World NON-VIOLENCE Day

World NON-VIOLENCE Day

Doing no harm requires great courage

Central to non-violent practice is ‘non-cooperation’ with other people or with an authority, an institution or a law, in which case it amounts to civil disobedience.

For Gandhi, nonviolence does not only mean the will not to harm anyone but is a positive expression of love, of the will to do good, even of those who commit evil.

Love as a positive expression of nonviolence requires that one resists the one who commits evil by dissociating oneself from his or her actions in everyday life, even if it may offend or displease him or her.

Non-collaboration is not something passive but something extremely active, more active than physical resistance and violence because it draws on the ‘power of sincerity’, from the term Satyagraha often used by Gandhi.
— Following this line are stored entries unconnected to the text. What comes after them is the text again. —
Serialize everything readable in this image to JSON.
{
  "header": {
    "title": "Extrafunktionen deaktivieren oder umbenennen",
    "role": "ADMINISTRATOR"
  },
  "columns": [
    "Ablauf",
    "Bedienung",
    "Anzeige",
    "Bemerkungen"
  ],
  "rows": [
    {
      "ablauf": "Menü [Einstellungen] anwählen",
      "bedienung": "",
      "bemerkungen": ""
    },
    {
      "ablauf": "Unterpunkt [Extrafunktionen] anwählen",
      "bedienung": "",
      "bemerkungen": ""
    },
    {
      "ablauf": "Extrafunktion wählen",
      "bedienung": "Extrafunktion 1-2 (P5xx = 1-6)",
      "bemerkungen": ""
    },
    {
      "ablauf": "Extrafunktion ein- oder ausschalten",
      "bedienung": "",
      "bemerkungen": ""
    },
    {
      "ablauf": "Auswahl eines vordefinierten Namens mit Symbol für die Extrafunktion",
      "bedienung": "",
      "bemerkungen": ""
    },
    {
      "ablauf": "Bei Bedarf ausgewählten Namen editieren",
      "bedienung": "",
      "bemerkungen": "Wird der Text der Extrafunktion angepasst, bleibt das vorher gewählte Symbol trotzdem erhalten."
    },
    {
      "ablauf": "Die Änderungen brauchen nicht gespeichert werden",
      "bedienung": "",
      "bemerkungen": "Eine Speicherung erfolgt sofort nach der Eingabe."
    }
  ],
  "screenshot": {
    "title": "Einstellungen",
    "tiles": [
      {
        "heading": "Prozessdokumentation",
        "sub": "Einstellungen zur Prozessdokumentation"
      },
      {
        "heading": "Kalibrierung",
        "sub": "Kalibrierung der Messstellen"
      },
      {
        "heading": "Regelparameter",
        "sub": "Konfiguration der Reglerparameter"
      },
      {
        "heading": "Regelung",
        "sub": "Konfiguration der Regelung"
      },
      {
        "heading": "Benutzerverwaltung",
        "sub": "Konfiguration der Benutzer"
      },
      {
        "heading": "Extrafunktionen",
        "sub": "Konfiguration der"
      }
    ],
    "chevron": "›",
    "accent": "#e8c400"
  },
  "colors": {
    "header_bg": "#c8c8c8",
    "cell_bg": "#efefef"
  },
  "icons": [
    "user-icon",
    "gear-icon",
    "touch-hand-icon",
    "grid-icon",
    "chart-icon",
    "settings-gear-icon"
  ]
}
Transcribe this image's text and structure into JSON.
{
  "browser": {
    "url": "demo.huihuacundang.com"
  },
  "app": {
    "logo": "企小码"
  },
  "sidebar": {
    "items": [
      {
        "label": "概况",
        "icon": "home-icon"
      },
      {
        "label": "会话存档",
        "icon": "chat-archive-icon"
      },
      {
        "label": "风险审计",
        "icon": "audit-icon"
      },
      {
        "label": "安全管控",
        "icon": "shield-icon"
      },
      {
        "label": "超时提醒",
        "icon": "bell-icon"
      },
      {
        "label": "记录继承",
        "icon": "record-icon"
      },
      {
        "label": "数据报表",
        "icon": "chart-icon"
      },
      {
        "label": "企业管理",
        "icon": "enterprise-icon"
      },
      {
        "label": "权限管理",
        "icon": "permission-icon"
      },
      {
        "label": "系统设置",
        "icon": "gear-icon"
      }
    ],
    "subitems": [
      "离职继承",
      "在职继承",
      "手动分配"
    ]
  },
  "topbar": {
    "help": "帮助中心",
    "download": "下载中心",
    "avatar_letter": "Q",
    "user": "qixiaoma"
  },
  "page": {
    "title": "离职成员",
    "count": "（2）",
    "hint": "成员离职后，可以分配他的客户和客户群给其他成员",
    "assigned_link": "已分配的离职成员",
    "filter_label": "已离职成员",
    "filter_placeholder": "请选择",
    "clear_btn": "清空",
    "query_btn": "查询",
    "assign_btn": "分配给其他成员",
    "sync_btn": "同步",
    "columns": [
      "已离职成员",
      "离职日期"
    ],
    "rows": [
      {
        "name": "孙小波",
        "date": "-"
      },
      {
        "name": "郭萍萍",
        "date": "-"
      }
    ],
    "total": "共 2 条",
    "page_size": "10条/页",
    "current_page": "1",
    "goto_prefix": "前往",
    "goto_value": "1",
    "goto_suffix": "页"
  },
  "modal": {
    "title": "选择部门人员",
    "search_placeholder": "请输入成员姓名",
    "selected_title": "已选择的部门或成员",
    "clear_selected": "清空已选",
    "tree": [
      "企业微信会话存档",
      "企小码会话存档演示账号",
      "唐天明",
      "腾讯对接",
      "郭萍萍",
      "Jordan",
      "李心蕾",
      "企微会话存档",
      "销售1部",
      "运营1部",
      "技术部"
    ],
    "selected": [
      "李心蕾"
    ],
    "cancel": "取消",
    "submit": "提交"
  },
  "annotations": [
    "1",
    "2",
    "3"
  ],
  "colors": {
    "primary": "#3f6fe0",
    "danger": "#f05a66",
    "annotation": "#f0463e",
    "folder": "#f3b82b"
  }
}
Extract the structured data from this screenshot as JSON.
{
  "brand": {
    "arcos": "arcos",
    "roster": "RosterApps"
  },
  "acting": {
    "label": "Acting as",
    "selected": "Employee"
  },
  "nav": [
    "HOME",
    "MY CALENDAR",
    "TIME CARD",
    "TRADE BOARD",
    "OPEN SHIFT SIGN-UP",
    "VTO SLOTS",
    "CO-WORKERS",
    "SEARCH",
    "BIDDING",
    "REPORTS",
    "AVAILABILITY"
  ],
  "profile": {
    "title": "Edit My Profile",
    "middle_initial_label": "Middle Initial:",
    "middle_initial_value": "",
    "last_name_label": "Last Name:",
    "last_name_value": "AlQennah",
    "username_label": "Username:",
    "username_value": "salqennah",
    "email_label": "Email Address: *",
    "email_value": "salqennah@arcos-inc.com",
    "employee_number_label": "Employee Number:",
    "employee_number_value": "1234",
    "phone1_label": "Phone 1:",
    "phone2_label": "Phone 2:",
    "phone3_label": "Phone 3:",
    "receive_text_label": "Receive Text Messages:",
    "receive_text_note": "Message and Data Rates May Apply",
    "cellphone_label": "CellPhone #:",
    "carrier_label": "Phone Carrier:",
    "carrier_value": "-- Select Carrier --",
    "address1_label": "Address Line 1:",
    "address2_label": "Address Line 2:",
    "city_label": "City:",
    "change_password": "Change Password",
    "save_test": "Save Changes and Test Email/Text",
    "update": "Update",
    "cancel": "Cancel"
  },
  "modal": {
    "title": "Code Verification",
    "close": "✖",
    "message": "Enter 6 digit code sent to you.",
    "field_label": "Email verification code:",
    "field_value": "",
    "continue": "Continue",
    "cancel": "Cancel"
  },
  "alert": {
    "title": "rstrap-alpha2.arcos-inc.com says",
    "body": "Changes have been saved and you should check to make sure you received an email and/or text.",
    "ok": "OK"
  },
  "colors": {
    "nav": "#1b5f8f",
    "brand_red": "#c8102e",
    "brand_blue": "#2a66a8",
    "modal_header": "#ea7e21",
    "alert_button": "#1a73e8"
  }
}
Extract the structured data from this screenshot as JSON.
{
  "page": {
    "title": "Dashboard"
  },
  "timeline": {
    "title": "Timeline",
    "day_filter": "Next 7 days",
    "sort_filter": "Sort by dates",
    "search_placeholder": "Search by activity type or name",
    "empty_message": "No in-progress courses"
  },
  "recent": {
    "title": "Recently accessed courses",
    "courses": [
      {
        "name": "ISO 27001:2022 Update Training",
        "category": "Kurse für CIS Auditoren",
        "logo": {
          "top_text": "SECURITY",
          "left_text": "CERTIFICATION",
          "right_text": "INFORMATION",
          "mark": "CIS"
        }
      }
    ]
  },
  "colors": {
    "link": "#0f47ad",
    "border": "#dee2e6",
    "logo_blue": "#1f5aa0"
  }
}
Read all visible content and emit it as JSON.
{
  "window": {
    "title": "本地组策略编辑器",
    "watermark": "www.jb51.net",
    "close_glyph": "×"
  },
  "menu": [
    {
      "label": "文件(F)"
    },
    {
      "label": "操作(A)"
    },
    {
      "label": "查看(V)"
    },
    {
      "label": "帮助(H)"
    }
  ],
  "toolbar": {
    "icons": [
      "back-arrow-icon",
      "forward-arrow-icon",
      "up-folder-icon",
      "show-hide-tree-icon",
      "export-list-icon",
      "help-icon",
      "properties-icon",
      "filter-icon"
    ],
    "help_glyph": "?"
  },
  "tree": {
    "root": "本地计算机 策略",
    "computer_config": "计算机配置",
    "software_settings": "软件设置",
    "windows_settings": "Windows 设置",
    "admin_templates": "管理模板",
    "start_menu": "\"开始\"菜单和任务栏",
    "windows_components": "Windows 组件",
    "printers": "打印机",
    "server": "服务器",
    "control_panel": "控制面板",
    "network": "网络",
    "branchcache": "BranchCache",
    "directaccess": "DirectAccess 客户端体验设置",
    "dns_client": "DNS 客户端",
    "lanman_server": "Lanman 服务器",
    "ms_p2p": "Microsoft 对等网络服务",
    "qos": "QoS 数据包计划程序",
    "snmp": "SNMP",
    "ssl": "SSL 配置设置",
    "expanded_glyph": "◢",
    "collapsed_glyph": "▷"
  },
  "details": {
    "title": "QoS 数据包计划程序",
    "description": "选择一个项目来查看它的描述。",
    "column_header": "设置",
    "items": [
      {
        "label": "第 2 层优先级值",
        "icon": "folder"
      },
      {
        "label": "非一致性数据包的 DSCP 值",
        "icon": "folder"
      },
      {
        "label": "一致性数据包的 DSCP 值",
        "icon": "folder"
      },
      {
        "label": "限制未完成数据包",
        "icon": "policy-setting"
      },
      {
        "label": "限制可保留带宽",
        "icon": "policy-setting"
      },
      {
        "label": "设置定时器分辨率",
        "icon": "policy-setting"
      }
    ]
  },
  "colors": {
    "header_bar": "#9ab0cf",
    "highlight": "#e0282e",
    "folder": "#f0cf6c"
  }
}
The word ‘nonviolence’, as the intention not to harm, is not a Mahatma word: ahimsa is one of the essential principles of several Indian philosophical currents and more particularly of Jainism. The great Gandhian innovation consists in having transformed a religious ethical precept into an instrument of political action.

 Aldo Capitini, the Italian Gandhi, recalls that nonviolence is a process:

“Nonviolence is entrusted to a method that is open in that it always welcomes and perfects its ways and it is experimental because it wisens the determined circumstances of a situation”.